Getting someone to say they’re sorry is far easier than figuring out how to accept an apology. If you’re stuck in limbo with an apology in your hands, don’t worry. We’re here to help guide you out.
How to Accept an Apology
Finally getting an apology is one thing, but actually accepting it is another. You’re not alone if you’ve felt unsatisfied and maybe even resentful of an apology that needed to be said. If you’re struggling with how to accept an apology and aren’t sure what you can do to move past the roadblock, we have the perfect detour to help you.
Process Their Words by Waiting a While to Respond
When someone gives you an apology, and you’re staring into their expectant eyes, your first impulse is to tell them, “Thank you,” or some similar acknowledgment. But, brushing past the actual apology at a break-neck speed isn’t always the best idea.
You may benefit from sitting on the apology and processing it over the next few days or weeks. Let the person know that you heard them but that you need time to process what they’ve said. Ruminating on their apology may give you time to release any pent-up feelings that may be holding you back.
Identify Their Intention
As you take some time to process what they’ve said to you, an important thing to do is figure out their intentions. Are they apologizing because they’ve accepted their role in the situation and feel genuine remorse? Or are they trying to sweep things under the rug and get everything back to normal as quickly as possible?

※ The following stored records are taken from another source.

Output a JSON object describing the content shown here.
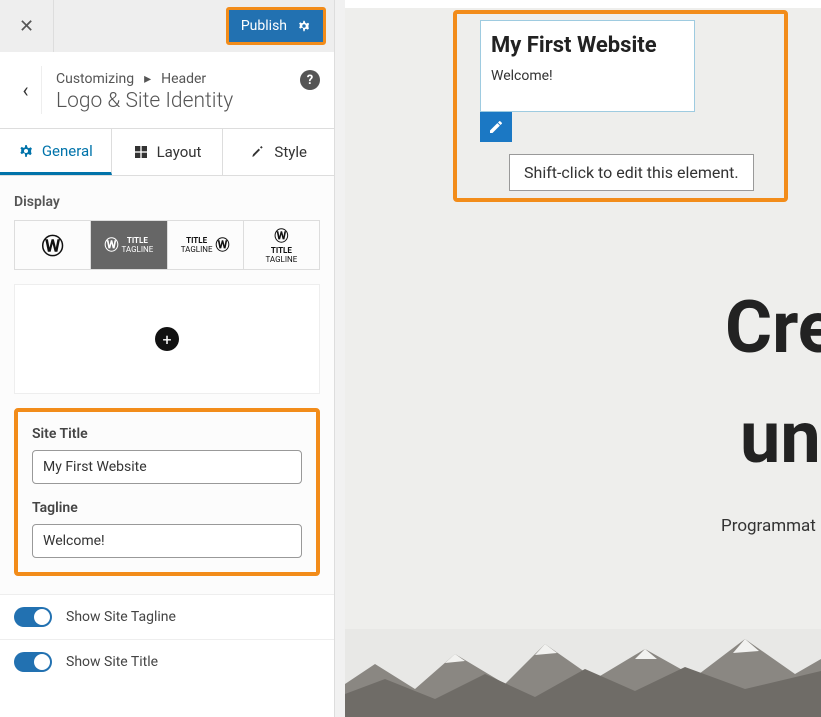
{
  "topbar": {
    "publish_label": "Publish"
  },
  "breadcrumb": {
    "prefix": "Customizing",
    "parent": "Header",
    "title": "Logo & Site Identity"
  },
  "tabs": {
    "general": "General",
    "layout": "Layout",
    "style": "Style"
  },
  "display": {
    "label": "Display",
    "cell1": "",
    "cell2_line1": "TITLE",
    "cell2_line2": "TAGLINE",
    "cell3_line1": "TITLE",
    "cell3_line2": "TAGLINE",
    "cell4_line1": "TITLE",
    "cell4_line2": "TAGLINE"
  },
  "form": {
    "site_title_label": "Site Title",
    "site_title_value": "My First Website",
    "tagline_label": "Tagline",
    "tagline_value": "Welcome!"
  },
  "toggles": {
    "show_tagline": "Show Site Tagline",
    "show_title": "Show Site Title"
  },
  "preview": {
    "site_title": "My First Website",
    "site_tagline": "Welcome!",
    "tooltip": "Shift-click to edit this element.",
    "hero1": "Cre",
    "hero2": "un",
    "subtitle": "Programmat"
  }
}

The actual words they use can be rather telling. Short, unspecific apologies can be less genuine than ones that acknowledge actual fault. Similarly, if they put pressure on you to accept it and make you feel like you’re in the wrong for taking some time, they probably don’t have the best intentions.
Release Any Pent-Up Feelings
Sometimes, we jump the gun and get so focused on being angry or upset that we refuse to move past things when an apology has been given. Recognizing that your feelings are blocking acceptance is a powerful and mature move.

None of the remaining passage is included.